Laut Statista betrug dort 2018 der Exportwert für Kleidung 119 Milliarden US-Dollar. Im Vergleich dazu mutet Indien mit 18 Milliarden fast schon wie ein kleiner Fisch an. Nicht nur fertige Kleidungsstücke gehen ins Ausland, sondern vor allem auch Stoffe, die andernorts weiterverarbeitet werden, sowie Zubehör.
Nachdem die Schotten in China dichtgemacht wurden, hat die weltweite Branche darunter gelitten. Ein Schaden, der nicht so schnell wieder gutzumachen ist.
Bittere Erkenntnis
„Sehr viele internationale Designer müssen sich jetzt überlegen, wie sie ihre Kollektionen noch fertigstellen können“, sagt Zigi Mueller-Matyas, eine der Organisatorinnen der MQ Vienna Fashion Week, im Gespräch mit dem KURIER.
Viele Firmen stünden vor dem Problem, dass die finale Produktion in Europa aufgrund der fehlenden Lieferungen der vergangenen Monate zum Erliegen gekommen ist. Es ist eine bittere Erkenntnis über die Tatsache, dass es sich um eine äußerst fragile Lieferkette handelt.

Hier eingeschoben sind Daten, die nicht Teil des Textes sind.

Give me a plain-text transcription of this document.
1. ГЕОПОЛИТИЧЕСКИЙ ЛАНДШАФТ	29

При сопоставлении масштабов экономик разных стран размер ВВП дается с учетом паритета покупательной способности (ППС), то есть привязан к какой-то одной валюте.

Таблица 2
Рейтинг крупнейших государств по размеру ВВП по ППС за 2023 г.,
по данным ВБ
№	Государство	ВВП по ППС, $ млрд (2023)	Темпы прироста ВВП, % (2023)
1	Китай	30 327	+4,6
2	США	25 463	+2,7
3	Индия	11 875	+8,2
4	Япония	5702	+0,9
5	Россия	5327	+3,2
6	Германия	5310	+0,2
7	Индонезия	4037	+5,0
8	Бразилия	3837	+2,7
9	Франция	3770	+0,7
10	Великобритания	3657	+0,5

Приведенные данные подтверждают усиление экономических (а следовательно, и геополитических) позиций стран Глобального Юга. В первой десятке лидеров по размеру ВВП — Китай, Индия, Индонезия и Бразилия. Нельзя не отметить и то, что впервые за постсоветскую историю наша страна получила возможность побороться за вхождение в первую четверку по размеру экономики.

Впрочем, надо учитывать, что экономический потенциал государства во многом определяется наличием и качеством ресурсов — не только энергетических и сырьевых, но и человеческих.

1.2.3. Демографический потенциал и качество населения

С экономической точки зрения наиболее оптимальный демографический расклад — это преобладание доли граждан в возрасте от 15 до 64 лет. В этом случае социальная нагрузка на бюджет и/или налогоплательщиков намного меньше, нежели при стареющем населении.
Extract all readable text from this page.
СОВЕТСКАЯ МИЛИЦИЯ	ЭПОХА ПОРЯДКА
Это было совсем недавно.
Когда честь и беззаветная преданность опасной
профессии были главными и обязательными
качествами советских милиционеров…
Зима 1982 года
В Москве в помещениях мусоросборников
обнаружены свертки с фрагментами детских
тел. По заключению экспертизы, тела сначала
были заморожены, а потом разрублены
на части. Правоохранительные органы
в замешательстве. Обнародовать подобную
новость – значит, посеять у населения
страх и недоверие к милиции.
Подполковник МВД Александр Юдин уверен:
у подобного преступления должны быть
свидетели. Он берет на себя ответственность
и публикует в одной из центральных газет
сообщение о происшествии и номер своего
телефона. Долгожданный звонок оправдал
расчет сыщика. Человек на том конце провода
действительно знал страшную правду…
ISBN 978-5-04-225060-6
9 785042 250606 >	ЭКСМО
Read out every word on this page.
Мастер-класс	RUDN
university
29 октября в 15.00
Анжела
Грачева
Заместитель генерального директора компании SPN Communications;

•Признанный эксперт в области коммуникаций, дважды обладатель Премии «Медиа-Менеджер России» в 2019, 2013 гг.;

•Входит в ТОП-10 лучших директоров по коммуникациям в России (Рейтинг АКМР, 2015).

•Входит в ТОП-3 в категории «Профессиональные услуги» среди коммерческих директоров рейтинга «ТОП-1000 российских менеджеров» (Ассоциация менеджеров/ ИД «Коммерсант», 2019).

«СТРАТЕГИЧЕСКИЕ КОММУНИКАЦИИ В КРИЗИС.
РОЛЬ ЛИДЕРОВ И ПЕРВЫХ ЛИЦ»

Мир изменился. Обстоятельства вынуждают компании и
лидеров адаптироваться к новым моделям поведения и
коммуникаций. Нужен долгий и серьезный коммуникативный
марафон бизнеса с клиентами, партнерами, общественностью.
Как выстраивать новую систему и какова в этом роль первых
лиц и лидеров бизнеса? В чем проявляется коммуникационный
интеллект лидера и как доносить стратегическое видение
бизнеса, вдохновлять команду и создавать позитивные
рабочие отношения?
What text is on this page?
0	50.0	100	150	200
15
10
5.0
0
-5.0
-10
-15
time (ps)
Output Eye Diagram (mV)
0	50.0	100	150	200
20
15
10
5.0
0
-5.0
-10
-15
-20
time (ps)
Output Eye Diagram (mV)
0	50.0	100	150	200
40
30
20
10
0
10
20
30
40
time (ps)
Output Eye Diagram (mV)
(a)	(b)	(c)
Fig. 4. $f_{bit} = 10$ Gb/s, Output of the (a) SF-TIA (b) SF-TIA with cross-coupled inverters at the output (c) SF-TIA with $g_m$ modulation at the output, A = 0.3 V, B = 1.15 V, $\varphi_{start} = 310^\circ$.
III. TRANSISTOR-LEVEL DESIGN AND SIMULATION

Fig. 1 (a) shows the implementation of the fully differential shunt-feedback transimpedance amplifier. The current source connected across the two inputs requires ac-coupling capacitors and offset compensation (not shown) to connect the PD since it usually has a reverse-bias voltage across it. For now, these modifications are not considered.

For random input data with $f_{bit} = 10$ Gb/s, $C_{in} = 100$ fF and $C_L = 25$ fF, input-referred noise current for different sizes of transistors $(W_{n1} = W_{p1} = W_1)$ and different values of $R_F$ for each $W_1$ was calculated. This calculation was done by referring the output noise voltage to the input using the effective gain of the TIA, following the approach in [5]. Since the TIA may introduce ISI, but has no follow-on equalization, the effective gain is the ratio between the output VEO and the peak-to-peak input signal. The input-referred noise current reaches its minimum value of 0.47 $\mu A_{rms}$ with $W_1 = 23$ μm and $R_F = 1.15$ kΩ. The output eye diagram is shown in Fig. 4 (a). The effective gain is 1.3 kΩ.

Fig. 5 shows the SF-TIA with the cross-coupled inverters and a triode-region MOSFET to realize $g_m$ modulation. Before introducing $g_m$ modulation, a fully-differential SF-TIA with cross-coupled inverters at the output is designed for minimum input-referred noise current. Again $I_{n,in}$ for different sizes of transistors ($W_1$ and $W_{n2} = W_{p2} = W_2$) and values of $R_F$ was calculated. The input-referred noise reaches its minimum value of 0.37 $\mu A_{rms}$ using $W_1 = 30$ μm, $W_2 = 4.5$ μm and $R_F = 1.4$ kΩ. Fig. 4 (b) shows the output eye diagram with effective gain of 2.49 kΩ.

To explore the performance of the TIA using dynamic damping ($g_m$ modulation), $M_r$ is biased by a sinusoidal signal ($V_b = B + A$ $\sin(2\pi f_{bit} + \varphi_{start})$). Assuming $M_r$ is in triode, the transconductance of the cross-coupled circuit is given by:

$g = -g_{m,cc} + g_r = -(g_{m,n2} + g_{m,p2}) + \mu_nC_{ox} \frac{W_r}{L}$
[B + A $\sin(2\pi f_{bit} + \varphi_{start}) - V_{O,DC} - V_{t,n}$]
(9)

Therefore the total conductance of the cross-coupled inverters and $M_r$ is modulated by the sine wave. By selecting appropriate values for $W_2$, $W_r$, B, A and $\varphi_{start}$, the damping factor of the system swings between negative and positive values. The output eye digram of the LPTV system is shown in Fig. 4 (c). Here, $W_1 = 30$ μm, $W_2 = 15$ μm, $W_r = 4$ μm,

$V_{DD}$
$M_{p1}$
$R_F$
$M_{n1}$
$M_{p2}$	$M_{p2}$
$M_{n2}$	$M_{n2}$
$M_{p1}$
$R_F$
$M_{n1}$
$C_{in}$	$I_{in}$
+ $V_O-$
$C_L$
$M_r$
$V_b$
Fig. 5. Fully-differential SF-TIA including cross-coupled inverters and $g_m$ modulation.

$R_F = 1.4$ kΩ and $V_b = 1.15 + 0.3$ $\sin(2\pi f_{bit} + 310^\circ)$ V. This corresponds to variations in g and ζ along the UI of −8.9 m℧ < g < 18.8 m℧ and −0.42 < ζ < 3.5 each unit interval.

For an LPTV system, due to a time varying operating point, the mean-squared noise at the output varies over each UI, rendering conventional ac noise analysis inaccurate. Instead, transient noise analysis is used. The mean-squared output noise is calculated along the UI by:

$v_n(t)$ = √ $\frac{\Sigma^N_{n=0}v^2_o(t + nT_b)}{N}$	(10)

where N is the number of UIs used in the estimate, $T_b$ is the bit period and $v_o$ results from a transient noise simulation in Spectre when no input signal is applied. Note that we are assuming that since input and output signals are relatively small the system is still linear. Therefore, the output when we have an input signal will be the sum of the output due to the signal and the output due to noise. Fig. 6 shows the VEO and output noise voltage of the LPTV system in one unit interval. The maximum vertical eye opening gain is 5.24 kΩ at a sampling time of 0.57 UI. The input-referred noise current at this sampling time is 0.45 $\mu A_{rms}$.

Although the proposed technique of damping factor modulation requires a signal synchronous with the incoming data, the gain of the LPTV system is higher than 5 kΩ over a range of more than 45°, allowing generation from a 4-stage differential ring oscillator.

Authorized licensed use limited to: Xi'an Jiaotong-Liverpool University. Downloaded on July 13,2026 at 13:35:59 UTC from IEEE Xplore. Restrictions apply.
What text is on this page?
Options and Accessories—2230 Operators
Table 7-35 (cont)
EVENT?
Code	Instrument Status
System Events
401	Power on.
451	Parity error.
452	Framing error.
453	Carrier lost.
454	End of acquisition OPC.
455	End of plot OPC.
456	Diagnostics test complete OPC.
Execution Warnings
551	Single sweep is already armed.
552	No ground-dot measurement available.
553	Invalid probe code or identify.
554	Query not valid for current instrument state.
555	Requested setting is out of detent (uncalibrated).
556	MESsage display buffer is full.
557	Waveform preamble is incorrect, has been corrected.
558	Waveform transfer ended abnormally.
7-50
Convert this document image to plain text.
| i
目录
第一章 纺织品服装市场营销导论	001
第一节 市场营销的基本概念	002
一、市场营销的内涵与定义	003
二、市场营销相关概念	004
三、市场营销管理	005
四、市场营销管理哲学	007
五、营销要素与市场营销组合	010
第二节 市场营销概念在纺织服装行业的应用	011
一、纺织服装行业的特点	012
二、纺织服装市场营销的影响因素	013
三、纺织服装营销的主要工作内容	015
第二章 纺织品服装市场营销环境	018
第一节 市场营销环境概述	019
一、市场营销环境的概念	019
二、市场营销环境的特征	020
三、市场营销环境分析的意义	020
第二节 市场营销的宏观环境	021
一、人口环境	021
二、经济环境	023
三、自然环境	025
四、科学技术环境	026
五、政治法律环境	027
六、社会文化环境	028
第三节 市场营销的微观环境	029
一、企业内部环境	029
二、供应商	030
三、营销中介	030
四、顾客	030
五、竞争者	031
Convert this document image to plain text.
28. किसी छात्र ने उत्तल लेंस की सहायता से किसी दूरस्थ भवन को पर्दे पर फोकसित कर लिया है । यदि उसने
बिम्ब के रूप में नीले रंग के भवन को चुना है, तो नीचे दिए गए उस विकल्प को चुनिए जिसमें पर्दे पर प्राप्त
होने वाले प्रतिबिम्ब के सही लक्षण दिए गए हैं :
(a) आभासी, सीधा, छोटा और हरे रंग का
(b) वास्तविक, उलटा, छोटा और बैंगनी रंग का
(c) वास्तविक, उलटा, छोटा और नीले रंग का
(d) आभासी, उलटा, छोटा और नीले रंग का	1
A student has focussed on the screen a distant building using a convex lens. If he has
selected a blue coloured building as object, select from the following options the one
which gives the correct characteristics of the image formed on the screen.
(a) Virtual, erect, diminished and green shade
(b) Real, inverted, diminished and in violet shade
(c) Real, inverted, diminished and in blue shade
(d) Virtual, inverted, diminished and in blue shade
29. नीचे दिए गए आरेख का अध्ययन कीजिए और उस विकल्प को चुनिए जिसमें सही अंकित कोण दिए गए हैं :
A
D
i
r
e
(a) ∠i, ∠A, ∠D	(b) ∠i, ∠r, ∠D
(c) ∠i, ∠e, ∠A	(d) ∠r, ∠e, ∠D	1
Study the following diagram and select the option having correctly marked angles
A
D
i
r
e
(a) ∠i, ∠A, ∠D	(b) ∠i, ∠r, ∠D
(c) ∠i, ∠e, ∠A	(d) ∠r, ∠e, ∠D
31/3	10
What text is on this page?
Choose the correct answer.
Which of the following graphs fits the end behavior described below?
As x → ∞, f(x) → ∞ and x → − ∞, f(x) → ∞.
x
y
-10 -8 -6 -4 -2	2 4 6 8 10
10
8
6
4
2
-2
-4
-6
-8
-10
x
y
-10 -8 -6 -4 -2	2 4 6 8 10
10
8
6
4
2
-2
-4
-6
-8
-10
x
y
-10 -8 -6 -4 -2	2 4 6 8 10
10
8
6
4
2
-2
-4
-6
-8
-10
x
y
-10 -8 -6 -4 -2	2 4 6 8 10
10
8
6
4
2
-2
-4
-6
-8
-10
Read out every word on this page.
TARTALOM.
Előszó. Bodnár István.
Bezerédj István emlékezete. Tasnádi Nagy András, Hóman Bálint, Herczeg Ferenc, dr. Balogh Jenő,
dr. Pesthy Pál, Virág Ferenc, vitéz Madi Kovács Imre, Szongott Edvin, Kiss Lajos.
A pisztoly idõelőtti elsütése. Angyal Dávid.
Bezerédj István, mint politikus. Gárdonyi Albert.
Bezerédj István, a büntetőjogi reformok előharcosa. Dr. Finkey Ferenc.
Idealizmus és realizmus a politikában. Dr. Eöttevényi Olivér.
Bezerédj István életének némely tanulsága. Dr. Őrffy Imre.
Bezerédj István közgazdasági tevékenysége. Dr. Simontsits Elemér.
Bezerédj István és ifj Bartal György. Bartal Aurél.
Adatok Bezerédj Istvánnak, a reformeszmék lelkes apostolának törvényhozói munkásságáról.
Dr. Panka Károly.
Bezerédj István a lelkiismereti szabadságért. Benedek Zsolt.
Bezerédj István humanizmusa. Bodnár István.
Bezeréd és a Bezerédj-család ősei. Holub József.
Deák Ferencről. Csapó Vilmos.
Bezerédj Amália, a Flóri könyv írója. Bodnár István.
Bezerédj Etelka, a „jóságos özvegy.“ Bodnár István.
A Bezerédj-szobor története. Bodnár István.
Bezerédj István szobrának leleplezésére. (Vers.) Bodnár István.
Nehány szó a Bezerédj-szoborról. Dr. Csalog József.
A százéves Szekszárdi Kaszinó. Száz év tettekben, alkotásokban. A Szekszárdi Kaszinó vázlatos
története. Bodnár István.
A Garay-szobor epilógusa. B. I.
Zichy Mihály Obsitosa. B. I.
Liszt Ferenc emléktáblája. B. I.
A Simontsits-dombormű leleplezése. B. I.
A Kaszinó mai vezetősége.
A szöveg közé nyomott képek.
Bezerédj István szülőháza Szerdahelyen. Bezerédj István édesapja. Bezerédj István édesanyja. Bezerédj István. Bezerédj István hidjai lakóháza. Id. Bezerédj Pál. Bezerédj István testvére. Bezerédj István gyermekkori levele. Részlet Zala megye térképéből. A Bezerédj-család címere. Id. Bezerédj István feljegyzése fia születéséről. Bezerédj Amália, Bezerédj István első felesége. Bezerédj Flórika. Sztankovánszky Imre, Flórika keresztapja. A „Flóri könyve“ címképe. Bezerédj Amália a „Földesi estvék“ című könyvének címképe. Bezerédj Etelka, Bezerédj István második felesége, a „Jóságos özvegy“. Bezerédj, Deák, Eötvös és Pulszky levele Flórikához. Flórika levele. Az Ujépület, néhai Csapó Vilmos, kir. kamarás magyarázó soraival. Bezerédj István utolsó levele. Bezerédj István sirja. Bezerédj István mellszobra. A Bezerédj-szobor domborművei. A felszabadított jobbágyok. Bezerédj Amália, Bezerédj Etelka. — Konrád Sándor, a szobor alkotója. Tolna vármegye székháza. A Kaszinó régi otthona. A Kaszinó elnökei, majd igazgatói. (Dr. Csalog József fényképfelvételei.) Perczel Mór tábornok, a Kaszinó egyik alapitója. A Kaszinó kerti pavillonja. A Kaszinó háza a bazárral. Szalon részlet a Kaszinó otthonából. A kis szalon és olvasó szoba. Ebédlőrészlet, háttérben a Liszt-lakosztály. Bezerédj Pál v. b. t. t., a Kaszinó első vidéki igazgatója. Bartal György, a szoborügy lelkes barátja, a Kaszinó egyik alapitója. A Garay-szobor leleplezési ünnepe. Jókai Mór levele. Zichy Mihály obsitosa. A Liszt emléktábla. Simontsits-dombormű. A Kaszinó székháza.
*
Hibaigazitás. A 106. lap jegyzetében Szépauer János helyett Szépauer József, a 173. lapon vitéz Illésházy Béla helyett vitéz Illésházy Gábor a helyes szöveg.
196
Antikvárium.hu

Mueller-Matyas: „Es ist verrückt, wie abhängig alle von China sind. Ausfälle wie dieser zeigen, dass auch die größten und besten Systeme nicht vor Krisen gefeit sind.“
Preisfrage
Die Expertin ist sich sicher, dass dringend ein Umdenken stattfinden muss: „Viele kleine Marken produzieren ausschließlich in Europa, jetzt müssen sich auch größere Labels umorientieren, um künftig den reibungslosen Ablauf ihrer Produktionsketten garantieren zu können.“
Doch das wird sich auf die Preise auswirken. „Kleidung wird dann natürlich teurer werden“, gibt Mueller-Matyas, die auch Mitbesitzerin des Not Another Concept Store in Wien ist, zu bedenken. Ist der Kunde bereit, künftig mehr für sein neues Outfit zu bezahlen? „Wir stellen schon seit Längerem fest, dass die Kunden in unserem Store vermehrt lokales Design nachfragen“, verrät ihr Shop-Manager Rene Schopf. „Und das wird langfristig natürlich nicht nur die Mode betreffen.“
Dass es nicht am Preis scheitern muss, beweist die heimische Designerin Andrea Kerber. Für ihr Label Vis A Vis kauft die Wienerin alle Stoffe lokal ein, genäht wird im Atelier in der Kirchengasse. „Bei mir kostet eine Hose ab 150 Euro“, sagt Kerber. „So manche große Modekette verkauft diese um denselben Preis. Es stimmt also nicht, dass lokale Mode automatisch deutlich teurer ist.“
Günstige Dauerbrenner
Sie beobachtet ebenso, dass regionales Design derzeit mehr denn je geschätzt wird. „Den Kunden wird zum ersten Mal bewusst, welche weiten Wege die Ware zurücklegt – und dass es nicht selbstverständlich ist, dass alles reibungslos funktioniert.“ Sie hofft, dass auch nach der Krise der Griff vermehrt zu heimischer Mode gehen wird.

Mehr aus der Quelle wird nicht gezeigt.